How Do You Unclog A Tear Duct Today

“It takes ten seconds,” Dr. Kumar said. “And it works 90% of the time.”

By the time Maya was eight, the constant wiping and ointments had worn thin. “I’m a booger-eyed monster,” she told her mom, half-joking, half-crying. how do you unclog a tear duct

The problem was a tiny gatekeeper: the nasolacrimal duct. It’s a passage no bigger than a grain of rice that carries tears from your eye down into your nose (which is why you get a runny nose when you cry). In Maya’s case, a thin membrane at the bottom of the duct had never fully opened. Tears couldn’t drain. They backed up like a sink with a clogged pipe, and bacteria loved that stagnant pool. Hence, the crust. “It takes ten seconds,” Dr

Sarah laughed and hugged her. “You never were.” “I’m a booger-eyed monster,” she told her mom,

She explained three ways to win the war against a stubborn tear duct.

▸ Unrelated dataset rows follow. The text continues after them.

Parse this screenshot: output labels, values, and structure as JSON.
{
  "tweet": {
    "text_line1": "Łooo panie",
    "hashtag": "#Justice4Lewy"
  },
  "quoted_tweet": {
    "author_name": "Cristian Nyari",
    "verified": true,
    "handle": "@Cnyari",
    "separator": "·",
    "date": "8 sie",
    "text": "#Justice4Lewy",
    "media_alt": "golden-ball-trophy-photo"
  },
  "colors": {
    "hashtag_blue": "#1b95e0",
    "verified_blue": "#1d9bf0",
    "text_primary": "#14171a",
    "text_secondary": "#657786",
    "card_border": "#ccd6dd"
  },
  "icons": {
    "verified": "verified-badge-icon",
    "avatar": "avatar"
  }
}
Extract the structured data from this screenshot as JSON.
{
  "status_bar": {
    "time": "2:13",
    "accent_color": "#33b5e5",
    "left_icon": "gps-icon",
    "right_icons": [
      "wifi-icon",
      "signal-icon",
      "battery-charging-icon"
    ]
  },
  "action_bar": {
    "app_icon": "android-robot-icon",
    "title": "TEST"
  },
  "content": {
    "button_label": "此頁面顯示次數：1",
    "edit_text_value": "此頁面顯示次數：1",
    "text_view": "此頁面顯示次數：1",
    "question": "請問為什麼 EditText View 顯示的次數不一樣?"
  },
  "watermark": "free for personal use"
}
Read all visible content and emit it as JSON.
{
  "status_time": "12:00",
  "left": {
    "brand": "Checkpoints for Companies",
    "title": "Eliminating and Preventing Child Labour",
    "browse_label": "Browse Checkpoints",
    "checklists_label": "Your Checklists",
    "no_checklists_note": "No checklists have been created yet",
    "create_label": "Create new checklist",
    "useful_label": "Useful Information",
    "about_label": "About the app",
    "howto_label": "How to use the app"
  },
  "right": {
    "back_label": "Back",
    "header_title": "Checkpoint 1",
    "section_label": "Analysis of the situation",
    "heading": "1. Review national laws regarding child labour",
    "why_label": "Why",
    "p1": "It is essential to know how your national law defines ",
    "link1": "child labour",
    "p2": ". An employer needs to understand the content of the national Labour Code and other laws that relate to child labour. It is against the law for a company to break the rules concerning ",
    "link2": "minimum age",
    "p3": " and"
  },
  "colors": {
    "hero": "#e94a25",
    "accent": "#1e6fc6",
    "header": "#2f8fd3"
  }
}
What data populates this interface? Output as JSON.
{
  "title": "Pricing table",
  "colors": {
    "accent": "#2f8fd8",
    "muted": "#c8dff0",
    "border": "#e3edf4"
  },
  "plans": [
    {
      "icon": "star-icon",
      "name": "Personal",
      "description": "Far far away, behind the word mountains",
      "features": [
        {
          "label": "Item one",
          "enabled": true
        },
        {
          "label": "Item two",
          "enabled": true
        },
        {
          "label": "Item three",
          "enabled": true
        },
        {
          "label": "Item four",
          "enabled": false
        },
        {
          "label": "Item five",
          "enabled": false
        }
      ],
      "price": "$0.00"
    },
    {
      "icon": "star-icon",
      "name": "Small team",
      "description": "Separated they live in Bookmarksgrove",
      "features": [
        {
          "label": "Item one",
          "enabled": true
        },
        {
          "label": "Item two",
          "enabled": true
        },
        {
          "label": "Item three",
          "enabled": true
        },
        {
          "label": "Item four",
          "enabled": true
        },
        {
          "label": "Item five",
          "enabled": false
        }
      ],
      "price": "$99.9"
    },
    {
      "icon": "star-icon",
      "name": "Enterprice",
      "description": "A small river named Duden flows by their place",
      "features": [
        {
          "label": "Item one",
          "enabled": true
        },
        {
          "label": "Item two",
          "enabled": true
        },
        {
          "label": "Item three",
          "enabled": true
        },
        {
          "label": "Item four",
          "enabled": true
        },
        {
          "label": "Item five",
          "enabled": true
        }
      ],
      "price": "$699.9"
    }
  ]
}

“First,” Dr. Kumar said, “we soften the battlefield.” She showed Maya how to hold a warm, wet washcloth over her eye for five full minutes—long enough to watch a cartoon short. “Then,” she continued, “the Crigler massage. Not that little poke you were doing. This is a rolling motion.” She placed her finger at the inner corner of Maya’s eye, near the nose, and rolled it firmly downward. “You’re creating pressure. Imagine you’re squeezing the last bit of toothpaste out of a tube. You want to pop that membrane open.”

Maya kept the silicone tube story as a badge of honor. And every time she cried—over a scraped knee or a sad movie—she smiled a little, because she could feel her tears going exactly where they belonged: down her nose, and away.